Mello já havia confirmado a inércia do Congresso Nacional em editar lei penal que torne crime a violência contra gays, lésbicas, travestis e demais integrantes da comunidade LGBT, quando deu início à leitura de seu voto na quinta-feira (14).
Ele citou escritores, como Jean-Paul Sartre, Simone de Beauvoir e Oscar Wilde, e grandes doutrinadores brasileiros, entre eles, a vice-presidente do Instituto Brasileiro de Direito de Família (IBDFAM), Maria Berenice Dias.
O ministro destacou que a comunidade LGBT caracteriza-se pela diversidade de seus integrantes, “embora todos unidos por um ponto comum: sua absoluta vulnerabilidade agravada por práticas atentatórias aos seus direitos essenciais”. O relator também mencionou a sexualidade como dimensão fundamental da experiência dos seres humanos.
Segundo o ministro, grupos políticos e sociais vêm estimulando o desprezo e disseminando ódio à comunidade LGBT. Ele leu manchetes de casos de crimes contra a população LGBT e ressaltou que o Brasil é o país que mais mata LGBTs no mundo.
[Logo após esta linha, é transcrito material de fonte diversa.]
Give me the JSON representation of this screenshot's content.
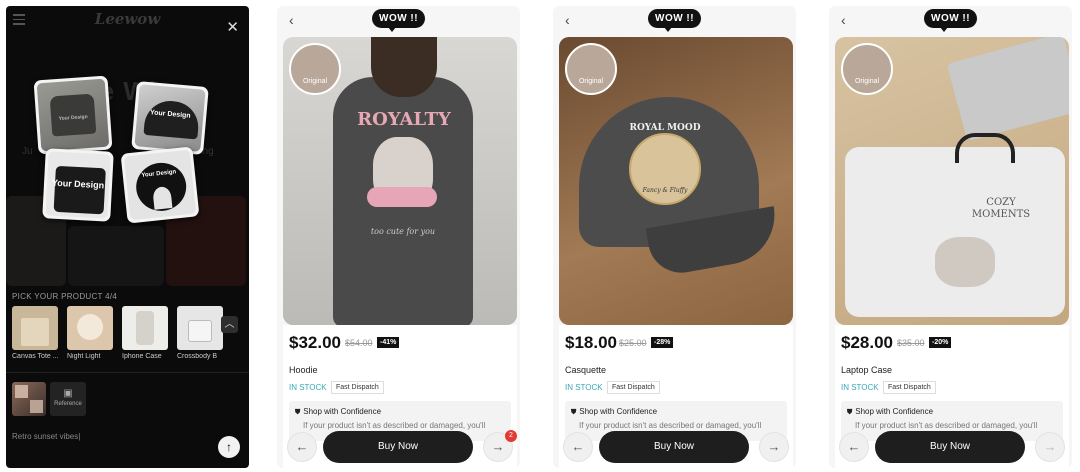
{
  "app": {
    "brand": "Leewow",
    "hero_title": "Make Wh",
    "hero_sub_left": "Ju",
    "hero_sub_right": "thing",
    "cards": {
      "bag": "Your Design",
      "cap": "Your Design",
      "tote": "Your Design",
      "pillow": "Your Design"
    },
    "pick_title": "PICK YOUR PRODUCT",
    "pick_count": "4/4",
    "products": [
      {
        "name": "Canvas Tote ..."
      },
      {
        "name": "Night Light"
      },
      {
        "name": "Iphone Case"
      },
      {
        "name": "Crossbody B"
      }
    ],
    "reference_label": "Reference",
    "prompt_text": "Retro sunset vibes|"
  },
  "wow_label": "WOW !!",
  "original_label": "Original",
  "stock_label": "IN STOCK",
  "dispatch_label": "Fast Dispatch",
  "confidence_title": "Shop with Confidence",
  "confidence_text": "If your product isn't as described or damaged, you'll",
  "buy_label": "Buy Now",
  "cart_count": "2",
  "product_panels": [
    {
      "price": "$32.00",
      "old_price": "$54.00",
      "discount": "-41%",
      "name": "Hoodie",
      "design_title": "ROYALTY",
      "design_sub": "too cute for you"
    },
    {
      "price": "$18.00",
      "old_price": "$25.00",
      "discount": "-28%",
      "name": "Casquette",
      "design_title": "ROYAL MOOD",
      "design_sub": "Fancy & Fluffy"
    },
    {
      "price": "$28.00",
      "old_price": "$35.00",
      "discount": "-20%",
      "name": "Laptop Case",
      "design_title": "COZY MOMENTS",
      "design_sub": ""
    }
  ],
  "colors": {
    "dark_bg": "#0b0b0b",
    "accent_stock": "#3aa7b7",
    "discount_bg": "#111111",
    "badge_red": "#e53935"
  }
}
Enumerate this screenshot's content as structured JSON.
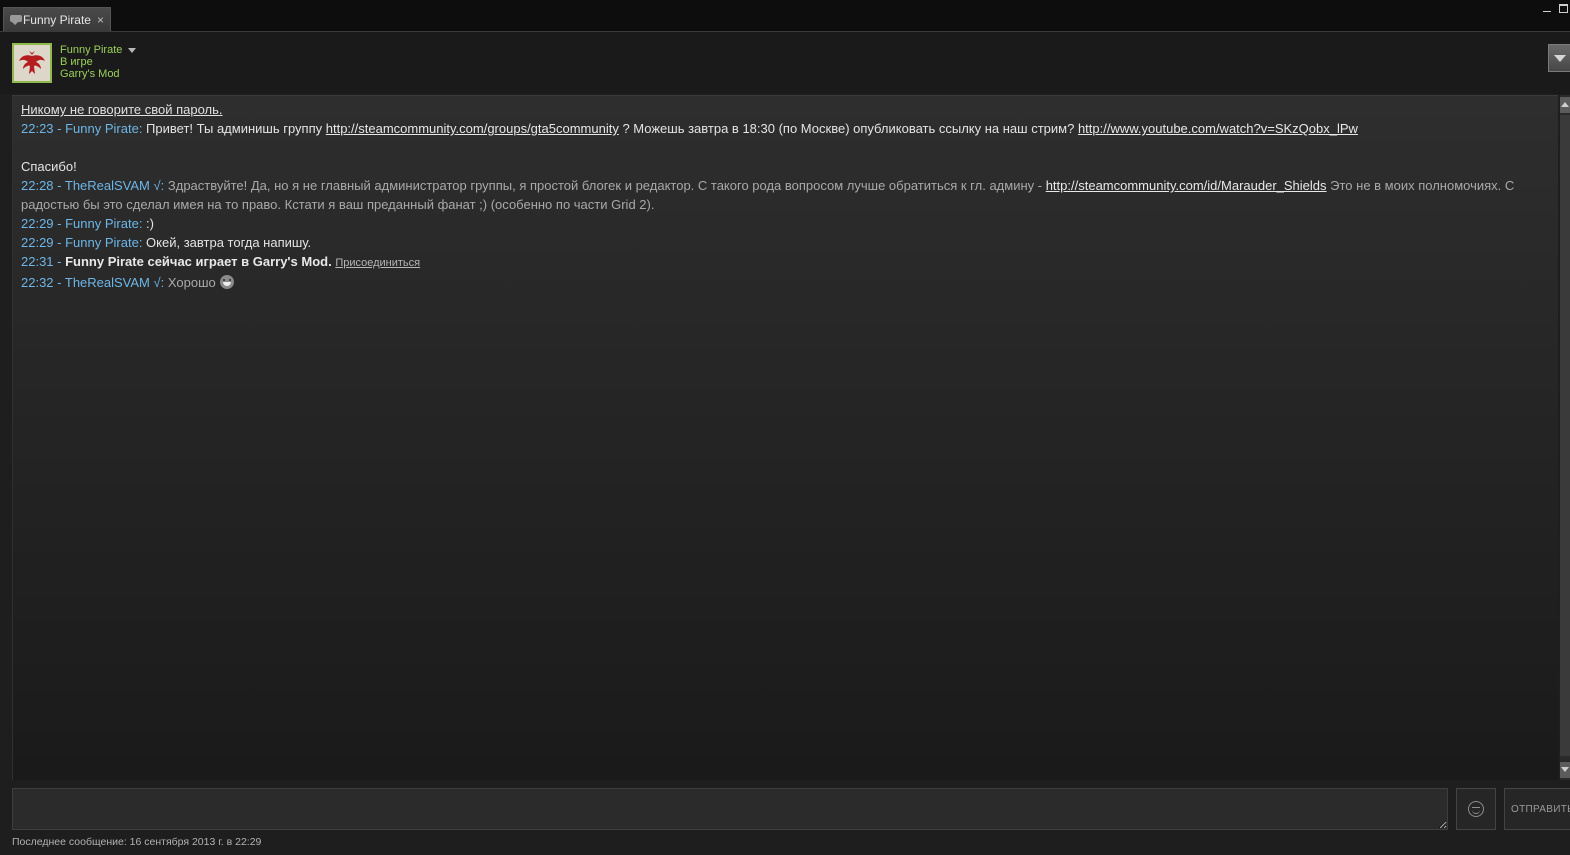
{
  "tab": {
    "title": "Funny Pirate",
    "close": "×"
  },
  "header": {
    "friend_name": "Funny Pirate",
    "status": "В игре",
    "game": "Garry's Mod",
    "accent_color": "#9bd05a"
  },
  "chat": {
    "warning": "Никому не говорите свой пароль.",
    "messages": [
      {
        "time": "22:23",
        "sender": "Funny Pirate",
        "parts": [
          "Привет! Ты админишь группу ",
          "http://steamcommunity.com/groups/gta5community",
          " ? Можешь завтра в 18:30 (по Москве) опубликовать ссылку на наш стрим? ",
          "http://www.youtube.com/watch?v=SKzQobx_lPw"
        ],
        "continuation": "Спасибо!"
      },
      {
        "time": "22:28",
        "sender": "TheRealSVAM √",
        "parts": [
          "Здраствуйте! Да, но я не главный администратор группы, я простой блогек и редактор. С такого рода вопросом лучше обратиться к гл. админу - ",
          "http://steamcommunity.com/id/Marauder_Shields",
          " Это не в моих полномочиях. С радостью бы это сделал имея на то право. Кстати я ваш преданный фанат ;) (особенно по части Grid 2)."
        ]
      },
      {
        "time": "22:29",
        "sender": "Funny Pirate",
        "text": ":)"
      },
      {
        "time": "22:29",
        "sender": "Funny Pirate",
        "text": "Окей, завтра тогда напишу."
      },
      {
        "time": "22:31",
        "event": "Funny Pirate сейчас играет в Garry's Mod.",
        "join": "Присоединиться"
      },
      {
        "time": "22:32",
        "sender": "TheRealSVAM √",
        "text": "Хорошо"
      }
    ]
  },
  "input": {
    "value": "",
    "send_label": "ОТПРАВИТЬ"
  },
  "status_bar": {
    "last_message": "Последнее сообщение: 16 сентября 2013 г. в 22:29"
  },
  "icons": {
    "tab": "chat-bubble-icon",
    "avatar": "red-bird-emblem",
    "emoticon": "smiley-icon"
  }
}
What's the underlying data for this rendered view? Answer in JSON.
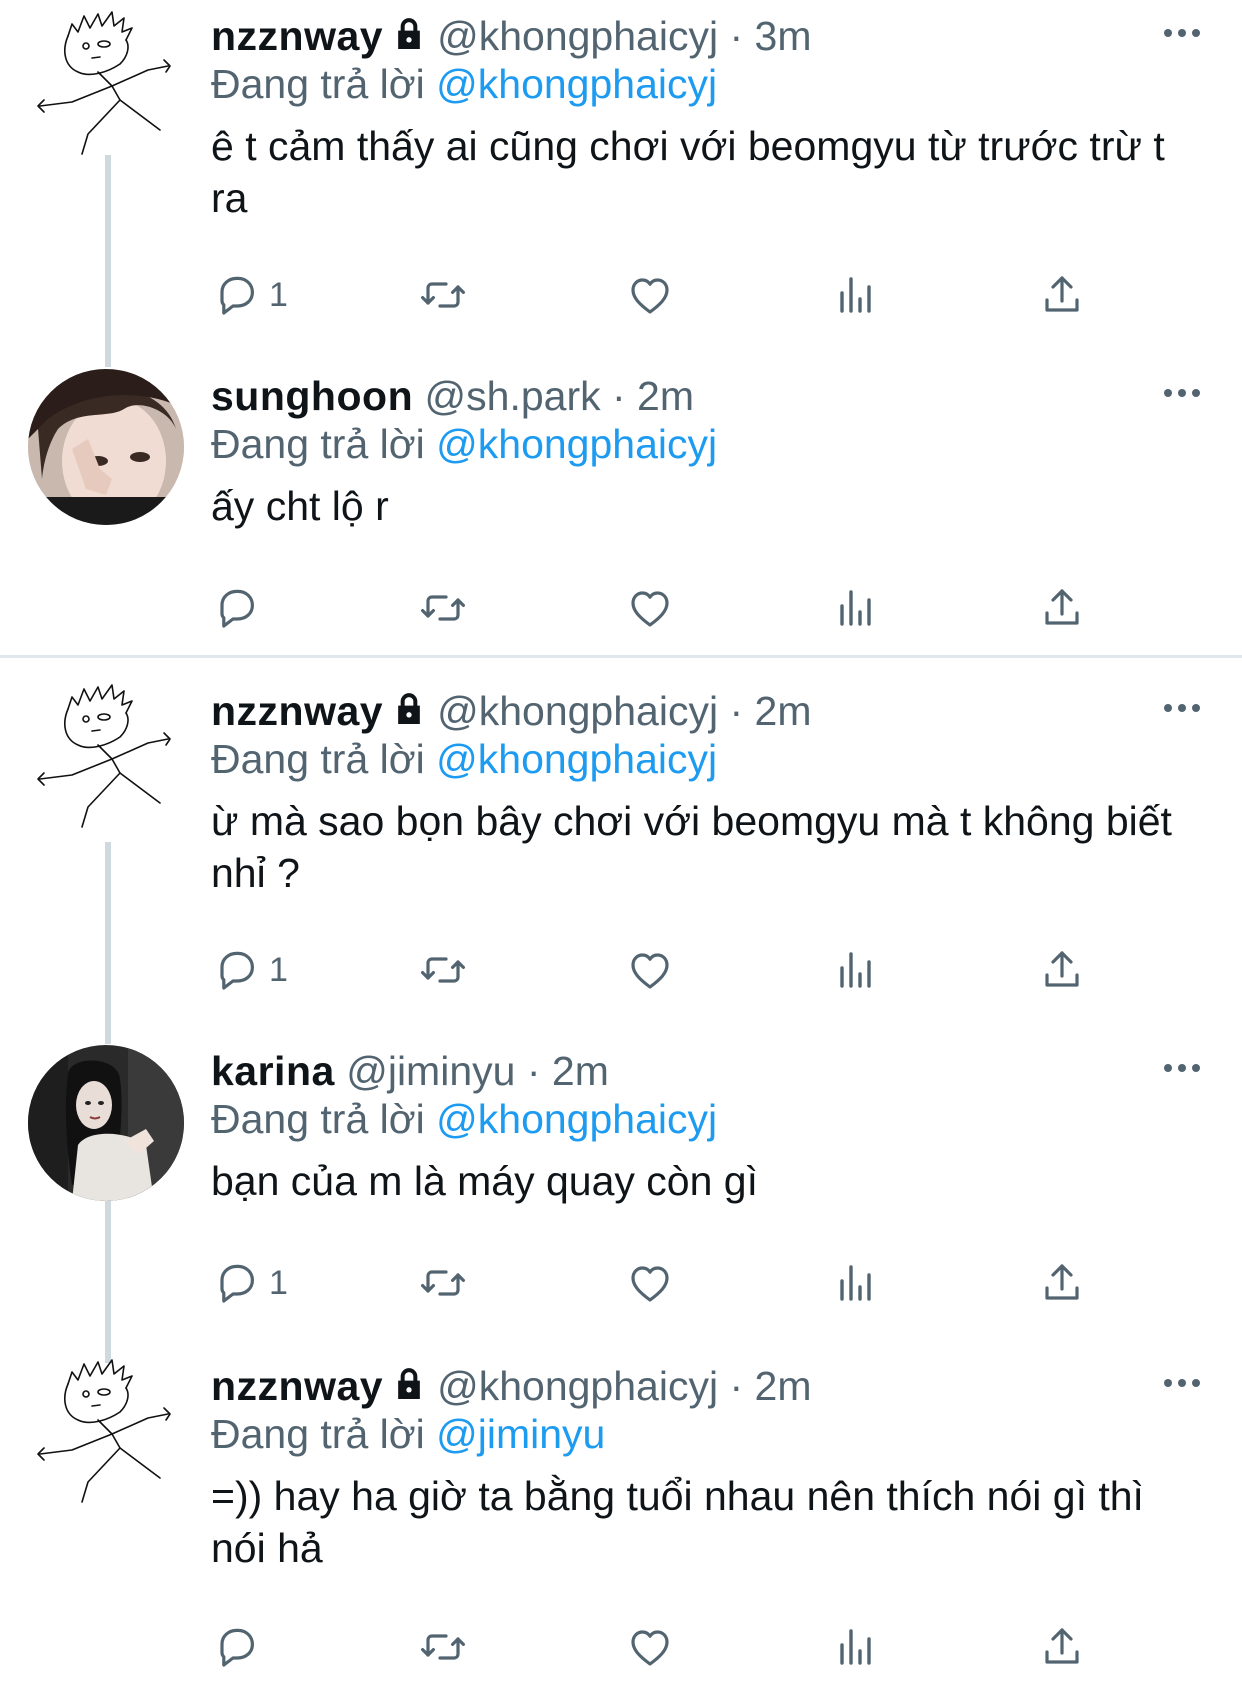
{
  "tweets": [
    {
      "name": "nzznway",
      "handle": "@khongphaicyj",
      "time": "· 3m",
      "locked": true,
      "reply_prefix": "Đang trả lời",
      "reply_to": "@khongphaicyj",
      "text": "ê t cảm thấy ai cũng chơi với beomgyu từ trước trừ t ra",
      "reply_count": "1"
    },
    {
      "name": "sunghoon",
      "handle": "@sh.park",
      "time": "· 2m",
      "locked": false,
      "reply_prefix": "Đang trả lời",
      "reply_to": "@khongphaicyj",
      "text": "ấy cht lộ r",
      "reply_count": ""
    },
    {
      "name": "nzznway",
      "handle": "@khongphaicyj",
      "time": "· 2m",
      "locked": true,
      "reply_prefix": "Đang trả lời",
      "reply_to": "@khongphaicyj",
      "text": "ừ mà sao bọn bây chơi với beomgyu mà t không biết nhỉ ?",
      "reply_count": "1"
    },
    {
      "name": "karina",
      "handle": "@jiminyu",
      "time": "· 2m",
      "locked": false,
      "reply_prefix": "Đang trả lời",
      "reply_to": "@khongphaicyj",
      "text": "bạn của m là máy quay còn gì",
      "reply_count": "1"
    },
    {
      "name": "nzznway",
      "handle": "@khongphaicyj",
      "time": "· 2m",
      "locked": true,
      "reply_prefix": "Đang trả lời",
      "reply_to": "@jiminyu",
      "text": "=)) hay ha giờ ta bằng tuổi nhau nên thích nói gì thì nói hả",
      "reply_count": ""
    }
  ],
  "icons": {
    "reply": "reply-icon",
    "retweet": "retweet-icon",
    "like": "heart-icon",
    "analytics": "analytics-icon",
    "share": "share-icon",
    "more": "more-icon",
    "lock": "lock-icon"
  },
  "colors": {
    "link": "#1d9bf0",
    "secondary": "#536471",
    "thread_line": "#cfd9de",
    "icon": "#536471"
  }
}
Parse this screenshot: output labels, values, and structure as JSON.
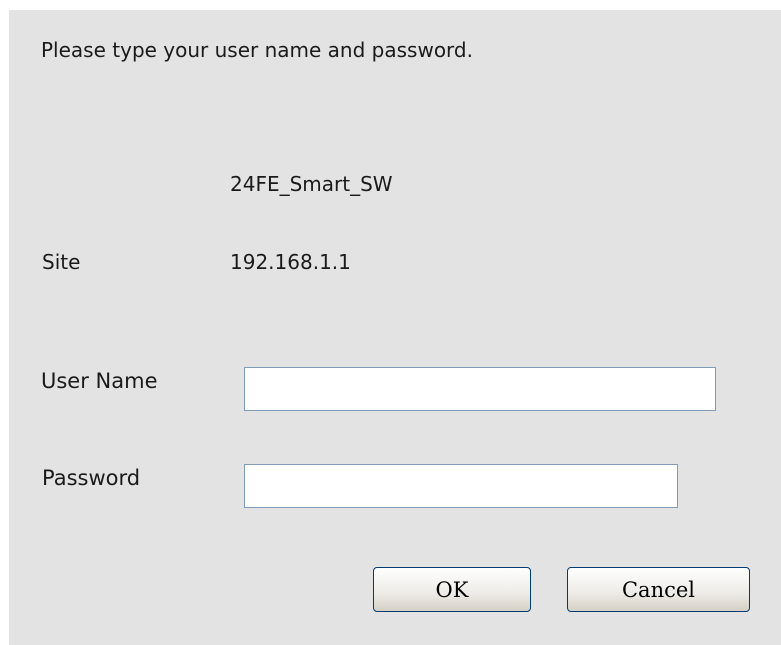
{
  "dialog": {
    "prompt": "Please type your user name and password.",
    "realm": "24FE_Smart_SW",
    "site_label": "Site",
    "site_value": "192.168.1.1",
    "user_name_label": "User Name",
    "user_name_value": "",
    "password_label": "Password",
    "password_value": "",
    "ok_label": "OK",
    "cancel_label": "Cancel"
  }
}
Segundo ele, séculos de repressão, intolerância e preconceito com esse tema resultam em graves proporções que tanto afetam as pessoas em virtude da sua orientação sexual e identidade de gênero.
Em dado momento de seu voto mencionou: “Essa visão de mundo fundada na ideia artificialmente construída de que as diferenças biológicas entre homem e mulher devem determinar seus papéis sociais: 'meninos vestem azul e meninas vestem rosa'. Essa concepção de mundo impõe, notadamente, em face dos integrantes da comunidade LGBT uma inaceitável restrição a suas liberdades fundamentais, submetendo tais pessoas a um padrão existencial heteronormativo incompatível com a diversidade e o pluralismo que caracterizam uma sociedade democrática, impondo-lhes ainda a observância de valores que além de conflitar com sua própria vocação erótico afetiva conduzem à frustração de seus projetos pessoais de vida”.
O ministro relator chamou as agressões homotransfóbicas de comportamento “covarde racista e preconceituoso”.